As Margaret Skea shows, however, while the country as a whole may have been enjoying relative peace and prosperity, there remained the potential for smaller scale conflicts as the ambitions of nobles and landowners clashed. One such conflict arose from the competing ambitions of the Cunninghame and Montgomerie families in the area of Cunninghame, which included much of North Ayrshire and extended north towards the River Clyde. "A House Divided" is set against the background of this conflict and centres around the fictional Munro family. They are supporters of the Montgomerie faction and so hated by William Cunninghame, one of the many truly unpleasant characters that litter Scottish history, that Munro has had to flee to France to fight in the French Wars of Religion, while his wife Kate and their children live in fear under assumed names in Scotland.
The story switches back and forth between the fortunes of the family in Scotland and of Munro in France before they, inevitably, converge. To the mix of Scottish domestic life and French military campaigns, the author adds the hysteria of the Great Scottish Witch Hunt of 1597, and the result is a gripping story that draws in the reader and keeps you turning the page all the way to a climactic ending.
A historical novelist needs to tell a good story, like any novelist.

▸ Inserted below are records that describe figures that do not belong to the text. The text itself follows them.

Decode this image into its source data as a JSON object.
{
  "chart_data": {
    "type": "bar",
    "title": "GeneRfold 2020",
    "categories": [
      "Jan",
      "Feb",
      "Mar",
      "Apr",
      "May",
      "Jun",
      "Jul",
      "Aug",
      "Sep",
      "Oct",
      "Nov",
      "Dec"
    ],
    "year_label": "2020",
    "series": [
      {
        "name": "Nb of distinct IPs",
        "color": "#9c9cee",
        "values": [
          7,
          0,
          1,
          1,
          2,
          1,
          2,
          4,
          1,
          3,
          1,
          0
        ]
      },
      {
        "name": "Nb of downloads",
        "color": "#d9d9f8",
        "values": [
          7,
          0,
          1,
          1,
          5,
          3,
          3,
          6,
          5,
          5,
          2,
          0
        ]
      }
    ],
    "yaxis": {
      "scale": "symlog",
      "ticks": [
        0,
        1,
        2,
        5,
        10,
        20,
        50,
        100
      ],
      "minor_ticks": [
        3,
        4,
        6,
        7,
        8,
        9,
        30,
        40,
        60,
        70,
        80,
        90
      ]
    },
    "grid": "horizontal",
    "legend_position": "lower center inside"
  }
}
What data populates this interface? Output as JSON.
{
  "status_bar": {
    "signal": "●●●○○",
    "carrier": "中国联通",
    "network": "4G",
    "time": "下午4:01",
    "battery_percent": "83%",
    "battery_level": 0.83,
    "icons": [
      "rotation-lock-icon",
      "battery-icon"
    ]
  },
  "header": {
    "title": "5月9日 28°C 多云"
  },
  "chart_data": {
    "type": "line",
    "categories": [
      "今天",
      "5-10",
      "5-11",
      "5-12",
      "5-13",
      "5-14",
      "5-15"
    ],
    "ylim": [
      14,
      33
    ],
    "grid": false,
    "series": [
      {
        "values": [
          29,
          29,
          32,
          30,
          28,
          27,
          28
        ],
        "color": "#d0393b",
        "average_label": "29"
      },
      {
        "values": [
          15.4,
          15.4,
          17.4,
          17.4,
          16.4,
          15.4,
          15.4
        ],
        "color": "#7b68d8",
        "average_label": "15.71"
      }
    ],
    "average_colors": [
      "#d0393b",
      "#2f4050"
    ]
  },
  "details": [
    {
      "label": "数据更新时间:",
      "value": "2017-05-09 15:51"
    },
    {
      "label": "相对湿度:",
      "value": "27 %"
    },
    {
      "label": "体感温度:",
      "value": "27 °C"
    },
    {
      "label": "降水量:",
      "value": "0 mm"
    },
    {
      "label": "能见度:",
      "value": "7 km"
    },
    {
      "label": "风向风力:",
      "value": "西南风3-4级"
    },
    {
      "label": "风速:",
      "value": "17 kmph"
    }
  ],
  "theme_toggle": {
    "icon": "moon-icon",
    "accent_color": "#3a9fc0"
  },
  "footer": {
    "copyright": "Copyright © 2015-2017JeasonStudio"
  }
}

But they also need to transport the reader to another time in a way that is convincing: if a reader trips over just one thing that feels wrong or is anachronistic it can completely undermine the experience. "A House Divided" is clearly the result of a huge amount of historical research, and feels exactly right. The characters live in a world that is indeed utterly convincing, allowing the reader to sit back and enjoy an excellent story.